Vigil is what my Master’s thesis eventually solidified into, but it did not begin that way. It started as a topic that sounded impressive and vague in equal measure: “testing in an LLM-driven world”, somewhere in the orbit of DATS and modern NLP infrastructure. I spent months circling that space, trying different framings, discarding them, and learning the same lesson repeatedly: the failures that matter are rarely clean bugs with a crisp oracle. They are behavioural shifts under slightly different conditions, paired with outputs that can still look plausible enough to pass a casual glance.
From a topic to something runnable
The thesis leans into a simple observation: as systems increasingly depend on pretrained components and service-style pipelines, behaviour is often induced rather than authored. Expected behaviour is rarely written down in a way you can point to, and outputs can shift because of input handling, configuration, dependencies, or execution environment even when application code stays the same. The practical problem is not that tests do not exist. The practical problem is that the usual testing assumptions degrade quietly when behaviour is weakly specified and shaped by many interacting layers.
At some point I stopped trying to keep the scope broad. “Testing LLMs” is too large as a headline and too slippery as a method. I narrowed the thesis to behavioural verification of evolving systems built around black-box components, because that was the part I could actually make precise and defend. The black-box stance is not a provocation. It is realism. In most real settings, you do not have a clean handle on internals, and even if you do, that is rarely where you want to state your expectations. You care about interface-level behaviour under declared conditions.
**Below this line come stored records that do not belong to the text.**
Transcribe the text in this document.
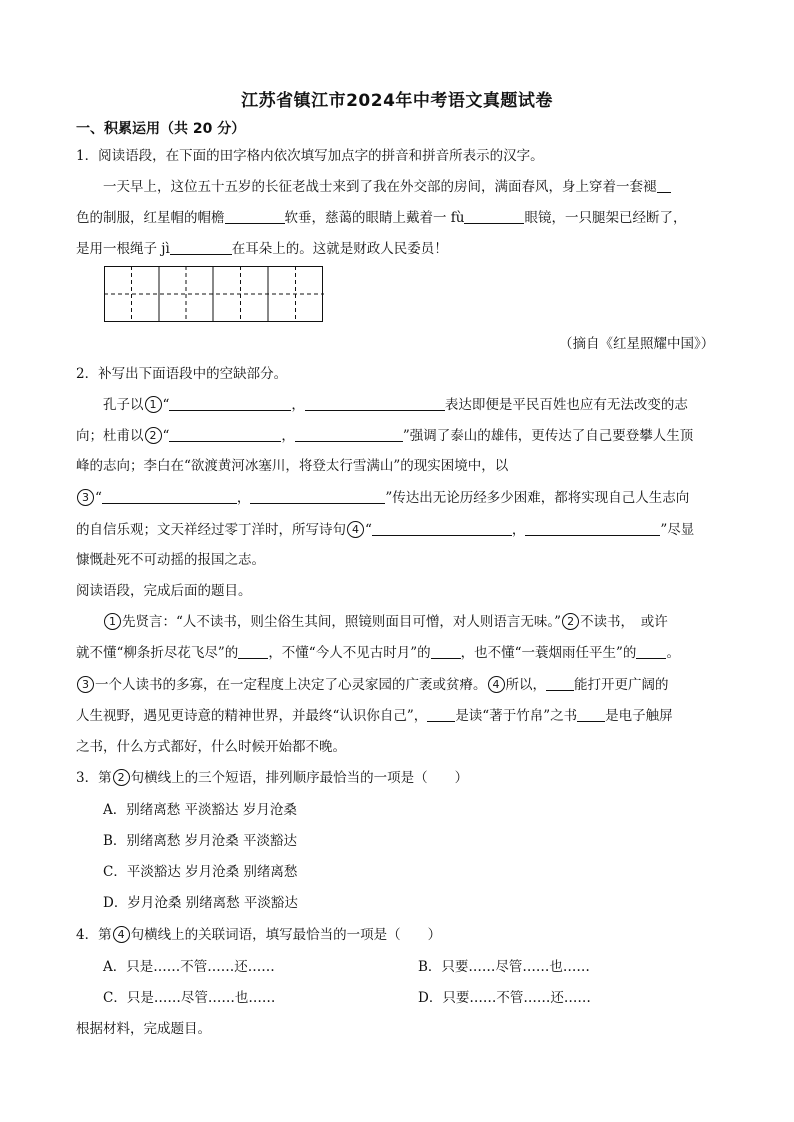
江苏省镇江市2024年中考语文真题试卷
一、积累运用（共 20 分）
1．阅读语段，在下面的田字格内依次填写加点字的拼音和拼音所表示的汉字。
一天早上，这位五十五岁的长征老战士来到了我在外交部的房间，满面春风，身上穿着一套褪
色的制服，红星帽的帽檐	软垂，慈蔼的眼睛上戴着一 fù	眼镜，一只腿架已经断了，
是用一根绳子 jì	在耳朵上的。这就是财政人民委员！
（摘自《红星照耀中国》）
2．补写出下面语段中的空缺部分。
孔子以 1 “	，	表达即便是平民百姓也应有无法改变的志
向；杜甫以 2 “	，	”强调了泰山的雄伟，更传达了自己要登攀人生顶
峰的志向；李白在“欲渡黄河冰塞川，将登太行雪满山”的现实困境中，以
3 “	，	”传达出无论历经多少困难，都将实现自己人生志向
的自信乐观；文天祥经过零丁洋时，所写诗句 4 “	，	”尽显
慷慨赴死不可动摇的报国之志。
阅读语段，完成后面的题目。
1 先贤言：“人不读书，则尘俗生其间，照镜则面目可憎，对人则语言无味。” 2 不读书，　或许
就不懂“柳条折尽花飞尽”的 ，不懂“今人不见古时月”的 ，也不懂“一蓑烟雨任平生”的 。
3 一个人读书的多寡，在一定程度上决定了心灵家园的广袤或贫瘠。 4 所以， 能打开更广阔的
人生视野，遇见更诗意的精神世界，并最终“认识你自己”， 是读“著于竹帛”之书 是电子触屏
之书，什么方式都好，什么时候开始都不晚。
3．第 2 句横线上的三个短语，排列顺序最恰当的一项是（　　）
A．别绪离愁 平淡豁达 岁月沧桑
B．别绪离愁 岁月沧桑 平淡豁达
C．平淡豁达 岁月沧桑 别绪离愁
D．岁月沧桑 别绪离愁 平淡豁达
4．第 4 句横线上的关联词语，填写最恰当的一项是（　　）
A．只是……不管……还……	B．只要……尽管……也……
C．只是……尽管……也……	D．只要……不管……还……
根据材料，完成题目。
A very mundane failure pushed this harder. I tried to get DATS running locally and could not. Wrong hardware, hours lost, no clean path forward. I did get access to a dev instance later, but the local failure was the point: a thesis framework should not depend on one specific research system being installable on my machine. If the approach is meant to say something about evolving systems in practice, it needs to work with whatever execution surface you can realistically access, including remote services and pipelines you do not control end to end.
What Vigil makes explicit
The framework itself is not a black box. It is deliberately explicit. Its job is to make execution conditions and behavioural expectations visible enough that you can compare runs without relying on memory and gut feeling.
A specification declares three things: inputs, variation, and checks. That is it. The spec is intentionally small because anything larger becomes a second codebase.
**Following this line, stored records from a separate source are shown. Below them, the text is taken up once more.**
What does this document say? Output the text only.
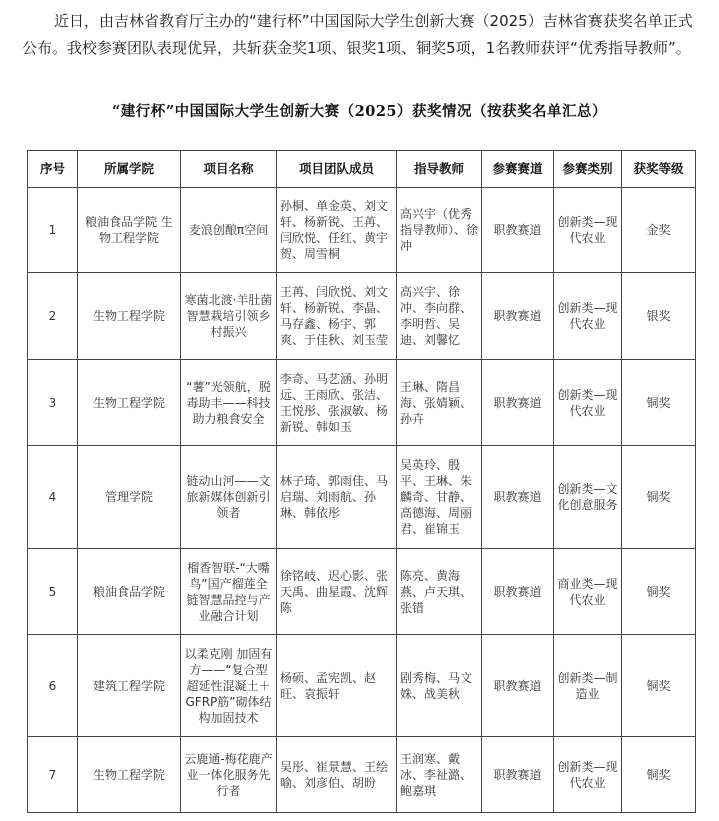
近日，由吉林省教育厅主办的“建行杯”中国国际大学生创新大赛（2025）吉林省赛获奖名单正式公布。我校参赛团队表现优异，共斩获金奖1项、银奖1项、铜奖5项，1名教师获评“优秀指导教师”。

“建行杯”中国国际大学生创新大赛（2025）获奖情况（按获奖名单汇总）
序号	所属学院	项目名称	项目团队成员	指导教师	参赛赛道	参赛类别	获奖等级
1	粮油食品学院 生物工程学院	麦浪创酿π空间	孙桐、单金英、刘文轩、杨新锐、王苒、闫欣悦、任红、黄宇贺、周雪桐	高兴宇（优秀指导教师）、徐 冲	职教赛道	创新类—现代农业	金奖
2	生物工程学院	寒菌北渡·羊肚菌智慧栽培引领乡村振兴	王苒、闫欣悦、刘文轩、杨新锐、李晶、马存鑫、杨宇、郭爽、于佳秋、刘玉莹	高兴宇、徐冲、李向群、李明哲、吴迪、刘馨忆	职教赛道	创新类—现代农业	银奖
3	生物工程学院	“薯”光领航，脱毒助丰——科技助力粮食安全	李奇、马艺涵、孙明远、王雨欣、张洁、王悦彤、张淑敏、杨新锐、韩如玉	王琳、隋昌海、张婧颖、孙卉	职教赛道	创新类—现代农业	铜奖
4	管理学院	链动山河——文旅新媒体创新引领者	林子琦、郭雨佳、马启瑞、刘雨航、孙琳、韩依彤	吴英玲、殷平、王琳、朱麟奇、甘静、高德海、周丽君、崔锦玉	职教赛道	创新类—文化创意服务	铜奖
5	粮油食品学院	榴香智联-“大嘴鸟”国产榴莲全链智慧品控与产业融合计划	徐铭岐、迟心影、张天禹、曲星霞、沈辉陈	陈亮、黄海燕、卢天琪、张错	职教赛道	商业类—现代农业	铜奖
6	建筑工程学院	以柔克刚 加固有方——“复合型超延性混凝土＋GFRP筋”砌体结构加固技术	杨硕、孟宪凯、赵旺、袁振轩	剧秀梅、马文姝、战美秋	职教赛道	创新类—制造业	铜奖
7	生物工程学院	云鹿通-梅花鹿产业一体化服务先行者	吴彤、崔景慧、王绘喻、刘彦伯、胡昐	王润寒、戴冰、李祉潞、鲍嘉琪	职教赛道	创新类—现代农业	铜奖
Variation is controlled and declared. A variation modifies either the inputs, the function-level configuration, or the environment context. That intent matters because it keeps provenance honest. If a behavioural difference shows up, you should be able to tell whether it came from an input transformation, a runtime parameter change, or an environment-level change, and you should be able to rerun the same change later.
Each execution becomes a slice: output plus the context needed to treat that output as evidence. The context includes which input produced it, what variation was active, what backend configuration applied, and any metadata the backend can provide. Without recorded slices, “it changed” tends to become folklore, especially once systems evolve and you can no longer reliably reproduce last week’s conditions.
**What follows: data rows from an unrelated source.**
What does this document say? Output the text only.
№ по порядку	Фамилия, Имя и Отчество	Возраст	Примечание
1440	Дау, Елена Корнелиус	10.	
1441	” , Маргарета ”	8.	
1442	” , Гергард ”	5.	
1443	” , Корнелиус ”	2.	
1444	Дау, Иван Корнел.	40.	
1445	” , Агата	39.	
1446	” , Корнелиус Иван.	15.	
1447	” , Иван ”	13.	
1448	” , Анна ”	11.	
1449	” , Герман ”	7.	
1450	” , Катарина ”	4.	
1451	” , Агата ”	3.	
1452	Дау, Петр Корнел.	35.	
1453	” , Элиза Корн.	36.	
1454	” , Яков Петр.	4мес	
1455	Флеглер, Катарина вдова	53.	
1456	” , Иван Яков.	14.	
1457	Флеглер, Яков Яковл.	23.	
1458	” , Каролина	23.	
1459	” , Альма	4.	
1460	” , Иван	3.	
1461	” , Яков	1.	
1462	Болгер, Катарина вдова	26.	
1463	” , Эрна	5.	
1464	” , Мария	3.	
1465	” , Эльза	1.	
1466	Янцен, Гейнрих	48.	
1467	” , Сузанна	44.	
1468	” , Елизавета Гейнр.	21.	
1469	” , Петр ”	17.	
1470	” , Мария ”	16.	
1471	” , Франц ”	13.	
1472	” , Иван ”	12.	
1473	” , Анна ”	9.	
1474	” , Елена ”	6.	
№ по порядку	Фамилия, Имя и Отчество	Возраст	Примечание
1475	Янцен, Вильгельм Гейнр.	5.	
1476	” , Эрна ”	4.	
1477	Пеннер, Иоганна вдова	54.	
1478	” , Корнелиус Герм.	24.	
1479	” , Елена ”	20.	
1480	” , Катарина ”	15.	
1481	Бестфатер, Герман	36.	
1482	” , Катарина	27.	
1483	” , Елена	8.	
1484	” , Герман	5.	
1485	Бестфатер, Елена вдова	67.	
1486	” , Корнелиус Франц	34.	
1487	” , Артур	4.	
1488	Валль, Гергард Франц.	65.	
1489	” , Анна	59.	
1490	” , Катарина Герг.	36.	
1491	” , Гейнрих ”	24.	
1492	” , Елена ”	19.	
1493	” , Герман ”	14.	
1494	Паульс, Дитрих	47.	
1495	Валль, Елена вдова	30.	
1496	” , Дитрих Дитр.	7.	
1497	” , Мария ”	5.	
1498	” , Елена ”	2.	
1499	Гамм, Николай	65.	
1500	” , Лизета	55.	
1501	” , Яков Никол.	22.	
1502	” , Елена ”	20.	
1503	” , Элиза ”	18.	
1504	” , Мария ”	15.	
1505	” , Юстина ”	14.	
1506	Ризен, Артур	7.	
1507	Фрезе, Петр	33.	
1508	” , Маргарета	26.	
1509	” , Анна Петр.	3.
Checks operate over collections of slices. Some expectations are about agreement with references where references exist. Some are about relational consistency across variations. Some are diagnostic signals that do not assert but help interpret what changed. The point is not to reduce behaviour to one score. The point is to make comparisons structured, repeatable, and inspectable.
How the model became coherent
A lot of the work was not inventing new concepts but cutting down to something implementable and usable. Early on I had a much larger taxonomy: more variation modes and more check families. That version would have been an engineering nightmare and a conceptual mess.
Practice forced simplification, and one redesign mattered more than the rest. I initially split checks into reference, relational, and diagnostic, and treated “assertiveness” as something that belonged to the category. Then I noticed a mismatch in my own case studies: explicit reference checks were barely used. Most comparisons were relational checks with an implicit baseline.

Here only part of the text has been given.